The End to the Yoga Anxiety Dream

For almost 10 years now I occasionally have had a "Yoga Teaching Anxiety Dream".  The dream involves my trying to teach a yoga class in impossible situations.  Some examples include:

- Two movie theaters simultaneously 
- In house with everyone in different rooms
- Several ballrooms in a hotel
- In an office with everyone in cubicles

And other such scenes.  All the dreams involve people coming and going as I am trying to offer the class.   The anxiety came from the worry that they aren't connecting to the yoga and worse, that they weren't connecting with me.

As I have shared in more detail in my other blogs, I have been in a effortfull cycle of trying to will love for my entire life.  Teaching yoga is a pretty good choice for someone as needy as I was.  People feel better through yoga  and they associate that high with you.  As a teacher you benefit from this false transference of affection.  So, naturally, if this is part of the motivation, even if its unconscious as it was for me for a long time, it will tighten your conditions of love.  You will have little tolerance for situations and people that do not allow for this transferance.

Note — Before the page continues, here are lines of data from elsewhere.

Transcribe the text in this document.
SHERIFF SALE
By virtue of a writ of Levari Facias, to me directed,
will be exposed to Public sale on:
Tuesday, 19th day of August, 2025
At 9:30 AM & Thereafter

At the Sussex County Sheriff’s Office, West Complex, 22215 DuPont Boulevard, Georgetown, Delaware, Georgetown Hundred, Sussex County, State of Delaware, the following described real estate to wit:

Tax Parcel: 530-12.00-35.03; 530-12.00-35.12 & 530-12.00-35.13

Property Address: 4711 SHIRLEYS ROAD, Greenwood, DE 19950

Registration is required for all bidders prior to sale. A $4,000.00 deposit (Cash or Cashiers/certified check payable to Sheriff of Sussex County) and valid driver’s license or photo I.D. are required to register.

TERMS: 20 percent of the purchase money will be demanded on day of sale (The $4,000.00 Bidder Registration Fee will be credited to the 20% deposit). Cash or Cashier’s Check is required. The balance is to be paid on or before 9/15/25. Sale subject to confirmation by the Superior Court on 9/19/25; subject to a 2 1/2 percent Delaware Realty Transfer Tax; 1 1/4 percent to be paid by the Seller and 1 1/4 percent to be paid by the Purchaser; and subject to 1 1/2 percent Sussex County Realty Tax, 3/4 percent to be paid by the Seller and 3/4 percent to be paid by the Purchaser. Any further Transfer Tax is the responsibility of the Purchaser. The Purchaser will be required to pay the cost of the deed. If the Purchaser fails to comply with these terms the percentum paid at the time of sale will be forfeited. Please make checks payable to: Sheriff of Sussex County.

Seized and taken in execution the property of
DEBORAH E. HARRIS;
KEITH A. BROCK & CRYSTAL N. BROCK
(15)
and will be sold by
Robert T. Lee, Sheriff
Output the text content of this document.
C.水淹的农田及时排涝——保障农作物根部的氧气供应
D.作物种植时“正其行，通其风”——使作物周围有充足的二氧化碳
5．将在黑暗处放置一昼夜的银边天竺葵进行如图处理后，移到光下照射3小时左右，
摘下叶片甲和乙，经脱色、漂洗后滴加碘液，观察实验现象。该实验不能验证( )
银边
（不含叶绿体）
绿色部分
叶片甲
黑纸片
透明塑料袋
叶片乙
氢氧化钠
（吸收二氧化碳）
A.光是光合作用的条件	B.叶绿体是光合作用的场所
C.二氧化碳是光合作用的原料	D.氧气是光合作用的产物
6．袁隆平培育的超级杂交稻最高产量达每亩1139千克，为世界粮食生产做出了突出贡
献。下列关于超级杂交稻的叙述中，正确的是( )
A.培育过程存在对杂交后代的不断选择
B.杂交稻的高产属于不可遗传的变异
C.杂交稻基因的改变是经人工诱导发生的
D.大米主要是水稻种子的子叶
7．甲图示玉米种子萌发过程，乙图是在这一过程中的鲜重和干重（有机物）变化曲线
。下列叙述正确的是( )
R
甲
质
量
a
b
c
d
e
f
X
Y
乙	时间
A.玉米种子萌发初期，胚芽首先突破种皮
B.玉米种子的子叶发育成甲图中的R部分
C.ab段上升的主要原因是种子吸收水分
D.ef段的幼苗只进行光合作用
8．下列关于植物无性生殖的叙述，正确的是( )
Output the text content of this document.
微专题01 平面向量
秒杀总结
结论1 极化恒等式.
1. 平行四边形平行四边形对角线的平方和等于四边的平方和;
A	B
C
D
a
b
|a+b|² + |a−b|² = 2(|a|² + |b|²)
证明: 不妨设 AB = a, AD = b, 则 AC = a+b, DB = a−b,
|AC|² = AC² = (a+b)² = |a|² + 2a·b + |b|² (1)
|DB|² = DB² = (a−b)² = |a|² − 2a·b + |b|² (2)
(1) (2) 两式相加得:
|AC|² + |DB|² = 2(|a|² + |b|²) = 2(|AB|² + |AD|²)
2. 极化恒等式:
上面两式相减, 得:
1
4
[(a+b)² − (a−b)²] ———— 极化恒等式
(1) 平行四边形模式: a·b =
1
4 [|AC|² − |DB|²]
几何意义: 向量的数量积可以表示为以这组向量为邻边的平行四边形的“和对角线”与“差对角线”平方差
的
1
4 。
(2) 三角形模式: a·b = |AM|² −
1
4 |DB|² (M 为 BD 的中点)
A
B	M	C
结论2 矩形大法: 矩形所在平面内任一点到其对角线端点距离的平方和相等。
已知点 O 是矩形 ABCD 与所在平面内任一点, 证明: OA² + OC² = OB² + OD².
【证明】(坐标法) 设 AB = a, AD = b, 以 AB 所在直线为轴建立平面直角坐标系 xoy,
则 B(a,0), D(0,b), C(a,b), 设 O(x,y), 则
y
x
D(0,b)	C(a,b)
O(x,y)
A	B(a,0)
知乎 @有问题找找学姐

So last night's dream started out similarly.  I was scheduled to sub a Bikram class.  I show up and it's happening in a large stadium like bar.  Girls are setting up their mats on bleacher like slabs of concrete.  I start to introduce myself to them and they are super rude and bratty.  In the dream I knew it was not about me.  I felt relaxed about their moods and who they were showing up as.   I continue towards the front of the room and encounter a group of guys drinking beer.  I ask if they are going to be taking the class and they say yes.  And while I am surprised, I feel soft and open towards them.  The dream continued with my subbing Bikram in several different awkward locations like a parking lot and a pool area.  The scenario was the same with people coming and going and not paying attention and all was fine.

I feel delighted.  I have not yet published the writing I have been doing around this recent unraveling.  Something I have been calling "Loosening the Conditions of Love".  But the results are being revealed to me in my dreams.